8. Coming to the last argument of Mr. Kolah that retrospective effect cannot be given to the provision of section 22(4) because giving it such effect would involve violation of article 14 of the constitution, we are included to take the view that no violation of article 14 is involved as is contended by Mr. Kolah. Article 14 would be violated if persons similarly situated are treated differently. It is true that even a procedural law has to confirm to constitutional limitations and, therefore, if a procedural provision becomes discriminative because it treats persons similarly situated vision becomes discriminative because it treats persons similarly situated to confirm to constitutional limitations and, therefore, if a procedural provision becomes discriminative because it treats persons similarly situated differently, it will have to be regarded as affected by article 14 of the constitution, but the procedural provision, which, when it is effected, treats all persons to whom it becomes applicable since its introduction in the same manner, can in no way be discriminatory and it cannot have the vice of being discriminatory simply because persons, whose proceedings had already been completed before the change has been introduced, are not affected by the change. Mr. Kolah's argument is that all persons, who are liable to pay tax for a given assessment year form a class of persons, who are similarly situated. If a change of procedure has been brought about at a time when it cannot uniformly be applied to all the persons belonging to this class, but will only affect such of them whose cases are pending and not closed, the procedural change would be discriminatory and, therefore, not capable of being effected.

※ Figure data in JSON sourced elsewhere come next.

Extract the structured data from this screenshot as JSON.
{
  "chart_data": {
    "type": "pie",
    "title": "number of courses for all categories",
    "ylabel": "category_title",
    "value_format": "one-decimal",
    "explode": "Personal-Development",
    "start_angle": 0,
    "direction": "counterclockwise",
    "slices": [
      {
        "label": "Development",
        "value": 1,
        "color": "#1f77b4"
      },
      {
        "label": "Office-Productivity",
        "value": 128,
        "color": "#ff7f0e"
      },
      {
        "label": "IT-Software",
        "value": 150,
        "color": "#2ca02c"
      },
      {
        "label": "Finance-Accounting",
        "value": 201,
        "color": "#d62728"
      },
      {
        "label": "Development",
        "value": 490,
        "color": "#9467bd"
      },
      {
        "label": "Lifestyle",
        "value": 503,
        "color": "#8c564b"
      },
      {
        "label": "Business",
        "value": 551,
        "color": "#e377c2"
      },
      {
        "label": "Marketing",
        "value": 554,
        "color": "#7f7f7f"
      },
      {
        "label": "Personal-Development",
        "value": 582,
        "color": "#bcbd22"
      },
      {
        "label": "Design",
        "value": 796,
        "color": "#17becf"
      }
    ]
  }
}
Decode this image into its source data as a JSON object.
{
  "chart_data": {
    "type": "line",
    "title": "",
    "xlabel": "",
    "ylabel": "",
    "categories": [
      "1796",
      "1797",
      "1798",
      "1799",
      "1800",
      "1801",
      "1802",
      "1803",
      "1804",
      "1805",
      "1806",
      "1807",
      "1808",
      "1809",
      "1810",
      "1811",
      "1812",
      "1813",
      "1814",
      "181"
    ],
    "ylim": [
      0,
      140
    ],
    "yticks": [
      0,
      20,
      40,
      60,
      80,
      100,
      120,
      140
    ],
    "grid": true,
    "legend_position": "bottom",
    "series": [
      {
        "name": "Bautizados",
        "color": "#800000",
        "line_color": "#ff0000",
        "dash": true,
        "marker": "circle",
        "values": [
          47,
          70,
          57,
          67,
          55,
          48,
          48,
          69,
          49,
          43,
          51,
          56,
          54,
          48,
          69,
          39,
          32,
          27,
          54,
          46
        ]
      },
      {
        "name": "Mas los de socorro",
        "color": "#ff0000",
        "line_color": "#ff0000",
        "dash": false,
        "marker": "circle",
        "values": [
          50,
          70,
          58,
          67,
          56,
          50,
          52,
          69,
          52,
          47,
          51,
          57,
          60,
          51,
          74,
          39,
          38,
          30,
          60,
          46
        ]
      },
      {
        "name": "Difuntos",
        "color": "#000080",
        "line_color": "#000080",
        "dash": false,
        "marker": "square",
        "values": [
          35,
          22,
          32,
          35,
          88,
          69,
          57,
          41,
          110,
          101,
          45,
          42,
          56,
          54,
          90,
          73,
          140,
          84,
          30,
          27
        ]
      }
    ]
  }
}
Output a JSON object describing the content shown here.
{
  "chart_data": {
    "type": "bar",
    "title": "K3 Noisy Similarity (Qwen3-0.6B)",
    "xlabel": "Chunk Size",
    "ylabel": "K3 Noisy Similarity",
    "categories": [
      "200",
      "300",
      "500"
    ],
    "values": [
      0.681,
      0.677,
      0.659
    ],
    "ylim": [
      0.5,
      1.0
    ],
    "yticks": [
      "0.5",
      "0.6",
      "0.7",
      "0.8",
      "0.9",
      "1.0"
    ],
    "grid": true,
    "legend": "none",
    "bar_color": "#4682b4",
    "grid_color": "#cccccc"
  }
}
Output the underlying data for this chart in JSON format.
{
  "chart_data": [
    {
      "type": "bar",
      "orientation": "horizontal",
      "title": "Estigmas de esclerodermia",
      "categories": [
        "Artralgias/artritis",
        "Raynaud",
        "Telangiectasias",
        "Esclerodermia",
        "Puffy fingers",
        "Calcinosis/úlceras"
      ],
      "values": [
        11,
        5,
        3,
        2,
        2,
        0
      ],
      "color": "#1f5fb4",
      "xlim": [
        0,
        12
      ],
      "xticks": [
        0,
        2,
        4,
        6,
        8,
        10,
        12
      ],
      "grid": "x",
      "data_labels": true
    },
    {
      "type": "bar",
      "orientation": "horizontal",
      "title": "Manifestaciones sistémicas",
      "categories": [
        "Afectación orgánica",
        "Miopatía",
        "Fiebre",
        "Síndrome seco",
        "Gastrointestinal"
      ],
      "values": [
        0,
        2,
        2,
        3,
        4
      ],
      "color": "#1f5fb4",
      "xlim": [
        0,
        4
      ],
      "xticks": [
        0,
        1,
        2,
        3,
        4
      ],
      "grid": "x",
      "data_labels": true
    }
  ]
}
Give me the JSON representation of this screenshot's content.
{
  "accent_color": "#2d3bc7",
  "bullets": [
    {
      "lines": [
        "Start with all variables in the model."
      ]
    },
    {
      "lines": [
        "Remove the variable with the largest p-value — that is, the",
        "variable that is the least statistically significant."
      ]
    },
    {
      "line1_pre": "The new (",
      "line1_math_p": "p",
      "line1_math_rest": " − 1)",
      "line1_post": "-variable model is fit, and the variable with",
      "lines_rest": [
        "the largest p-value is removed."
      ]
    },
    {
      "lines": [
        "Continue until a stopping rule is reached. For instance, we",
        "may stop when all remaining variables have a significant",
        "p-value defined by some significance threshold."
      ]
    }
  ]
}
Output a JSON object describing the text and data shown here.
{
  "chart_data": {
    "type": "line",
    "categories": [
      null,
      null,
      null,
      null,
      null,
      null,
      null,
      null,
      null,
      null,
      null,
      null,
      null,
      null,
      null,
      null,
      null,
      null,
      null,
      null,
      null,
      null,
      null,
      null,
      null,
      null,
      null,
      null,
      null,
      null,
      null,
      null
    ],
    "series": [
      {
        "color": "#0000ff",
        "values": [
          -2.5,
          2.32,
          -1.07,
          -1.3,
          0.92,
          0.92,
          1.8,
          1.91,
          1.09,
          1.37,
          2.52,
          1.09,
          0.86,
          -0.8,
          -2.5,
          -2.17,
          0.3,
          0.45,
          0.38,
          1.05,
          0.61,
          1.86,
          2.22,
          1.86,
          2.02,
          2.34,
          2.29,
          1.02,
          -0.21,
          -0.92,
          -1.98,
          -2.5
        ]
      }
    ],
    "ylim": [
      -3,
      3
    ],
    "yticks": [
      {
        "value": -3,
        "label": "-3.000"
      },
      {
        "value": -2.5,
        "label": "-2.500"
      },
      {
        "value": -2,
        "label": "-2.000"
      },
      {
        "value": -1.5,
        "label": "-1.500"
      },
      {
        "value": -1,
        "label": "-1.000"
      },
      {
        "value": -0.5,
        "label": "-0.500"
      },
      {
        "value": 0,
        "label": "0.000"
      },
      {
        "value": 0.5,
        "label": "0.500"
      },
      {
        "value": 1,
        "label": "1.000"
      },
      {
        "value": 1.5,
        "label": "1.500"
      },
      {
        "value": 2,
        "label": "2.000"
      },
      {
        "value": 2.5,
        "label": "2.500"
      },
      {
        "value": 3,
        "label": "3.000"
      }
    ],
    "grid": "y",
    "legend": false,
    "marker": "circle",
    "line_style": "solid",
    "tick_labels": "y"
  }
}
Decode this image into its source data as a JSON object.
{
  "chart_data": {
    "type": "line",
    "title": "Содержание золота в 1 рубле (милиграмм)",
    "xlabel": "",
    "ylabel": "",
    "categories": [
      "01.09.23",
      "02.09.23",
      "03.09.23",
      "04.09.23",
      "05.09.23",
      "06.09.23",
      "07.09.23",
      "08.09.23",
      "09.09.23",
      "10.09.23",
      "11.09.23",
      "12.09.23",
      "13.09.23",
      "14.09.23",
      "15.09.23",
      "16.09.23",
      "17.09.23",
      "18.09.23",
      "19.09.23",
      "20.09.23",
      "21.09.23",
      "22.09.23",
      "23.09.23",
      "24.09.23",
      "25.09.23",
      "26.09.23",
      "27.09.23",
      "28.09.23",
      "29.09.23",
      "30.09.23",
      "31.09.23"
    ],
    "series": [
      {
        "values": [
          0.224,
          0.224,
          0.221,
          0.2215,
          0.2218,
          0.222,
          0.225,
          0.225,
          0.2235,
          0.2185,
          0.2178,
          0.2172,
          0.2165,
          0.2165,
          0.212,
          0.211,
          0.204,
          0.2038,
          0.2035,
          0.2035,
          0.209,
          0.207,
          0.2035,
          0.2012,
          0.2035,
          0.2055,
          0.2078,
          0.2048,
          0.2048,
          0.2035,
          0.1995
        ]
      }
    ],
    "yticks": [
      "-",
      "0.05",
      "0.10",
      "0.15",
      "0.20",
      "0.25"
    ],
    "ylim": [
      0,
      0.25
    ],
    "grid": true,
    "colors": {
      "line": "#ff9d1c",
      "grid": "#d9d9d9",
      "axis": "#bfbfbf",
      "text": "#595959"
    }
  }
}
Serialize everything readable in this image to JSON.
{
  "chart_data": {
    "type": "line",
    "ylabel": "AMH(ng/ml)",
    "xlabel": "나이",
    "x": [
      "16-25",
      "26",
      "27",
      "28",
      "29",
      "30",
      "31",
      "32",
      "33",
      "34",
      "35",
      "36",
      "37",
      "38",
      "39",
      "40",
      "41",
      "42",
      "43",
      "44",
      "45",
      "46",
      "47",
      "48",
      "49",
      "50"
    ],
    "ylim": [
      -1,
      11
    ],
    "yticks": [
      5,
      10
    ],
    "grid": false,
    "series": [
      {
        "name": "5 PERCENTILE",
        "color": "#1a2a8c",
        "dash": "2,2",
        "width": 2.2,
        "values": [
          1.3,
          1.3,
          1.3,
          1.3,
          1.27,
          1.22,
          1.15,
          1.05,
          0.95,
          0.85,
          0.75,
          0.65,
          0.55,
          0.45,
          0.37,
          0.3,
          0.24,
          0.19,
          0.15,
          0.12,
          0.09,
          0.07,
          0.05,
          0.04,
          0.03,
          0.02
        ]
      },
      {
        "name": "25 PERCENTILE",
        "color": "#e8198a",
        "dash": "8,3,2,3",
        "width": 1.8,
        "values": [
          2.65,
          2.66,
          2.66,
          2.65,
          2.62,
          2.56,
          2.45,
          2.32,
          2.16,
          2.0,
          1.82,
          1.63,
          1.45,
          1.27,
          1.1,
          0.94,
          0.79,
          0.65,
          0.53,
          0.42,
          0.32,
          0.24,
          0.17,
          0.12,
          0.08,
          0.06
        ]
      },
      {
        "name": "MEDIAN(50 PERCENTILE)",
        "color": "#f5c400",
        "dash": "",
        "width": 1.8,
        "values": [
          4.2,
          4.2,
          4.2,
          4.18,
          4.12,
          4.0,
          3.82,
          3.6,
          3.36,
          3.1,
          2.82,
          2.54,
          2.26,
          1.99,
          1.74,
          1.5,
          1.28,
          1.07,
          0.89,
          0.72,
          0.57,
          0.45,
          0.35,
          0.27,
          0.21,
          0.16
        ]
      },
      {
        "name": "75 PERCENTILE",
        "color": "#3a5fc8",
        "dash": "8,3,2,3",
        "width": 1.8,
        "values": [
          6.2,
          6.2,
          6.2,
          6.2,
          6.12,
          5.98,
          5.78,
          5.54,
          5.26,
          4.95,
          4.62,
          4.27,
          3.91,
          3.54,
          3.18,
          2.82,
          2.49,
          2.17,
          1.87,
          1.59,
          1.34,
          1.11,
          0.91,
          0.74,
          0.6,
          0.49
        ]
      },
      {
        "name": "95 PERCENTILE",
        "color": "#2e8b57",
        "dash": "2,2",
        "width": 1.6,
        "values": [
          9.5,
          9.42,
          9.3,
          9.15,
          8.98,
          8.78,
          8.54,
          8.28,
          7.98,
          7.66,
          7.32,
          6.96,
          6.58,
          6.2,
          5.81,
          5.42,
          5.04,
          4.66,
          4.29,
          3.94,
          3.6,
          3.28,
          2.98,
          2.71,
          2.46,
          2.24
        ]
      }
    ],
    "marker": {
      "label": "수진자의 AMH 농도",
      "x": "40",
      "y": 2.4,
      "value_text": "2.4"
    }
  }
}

9. We are not inclined to agree with this argument of Mr. Kolah. We may point out that nobody has, in the first place, a vested right in procedure. Secondly, the procedure which has to be applied is the procedure which exists at the time of the application. There is no discrimination if the procedure, when it becomes applicable, applies equally to all person's to whom it is capable of being applied. In the present case it is impossible to say that the change effected in section 22(4) by the amendment is capable of being applied differently to different persons form amongst those whose assessments were pending at the time when the change came on the statute. We are not inclined to agree with Mr.Kolah when he says that so far as the present provision with which we are concerned,the person, who were liable to pay tax for a given assessment year, are a class of persons similarly situated. In our opinion, the class of persons, who are similarly situated so far as the operation of section 22(4) is concrened, is of all those persons whose assessments had not been finished at the time when the amended provision when applied to this class of persons is not capable of treating them differently. The decision in Shree Meenakshi Mills Ltd v. Visvanatha Sastri, and M. Ct. Muthiah v. Commissioner of Income-tax, which have been referred to by Mr. Kolah, are clearly distinguishable. In Shree Meenakshi Mills Ltd. v. Visvanatha Sastri the provision of sub-section (1) of section 5 of the Taxation on Income (Investigation Commission) Act (XXX of 1947), which was held by the Supreme Court ad discriminatory under article 14 of the constitution, provided for a different treatment involving different consequences of some of the persons who belonged to the same class to which the provision of section 34 of the Income-tax Act applied. The same was also the ratio of the decision in other case, viz, M. Ct. Muthiah v. Commissioner of Income-tax. As we have already pointed out, in the present case befores, the provision being applicable to all cases, which are pending before the Income-tax Officer, will have no discriminatory effect in its application.

10. In the result, therefore, the view taken by the income-tax authorities and the Income-tax Appellate Tribunal is correct and the question, which has been referred to us on this reference, must be answered in the affirmative. We answer it accordingly. The assessee will pay the costs of the department.

11. Question answered in the affirmative.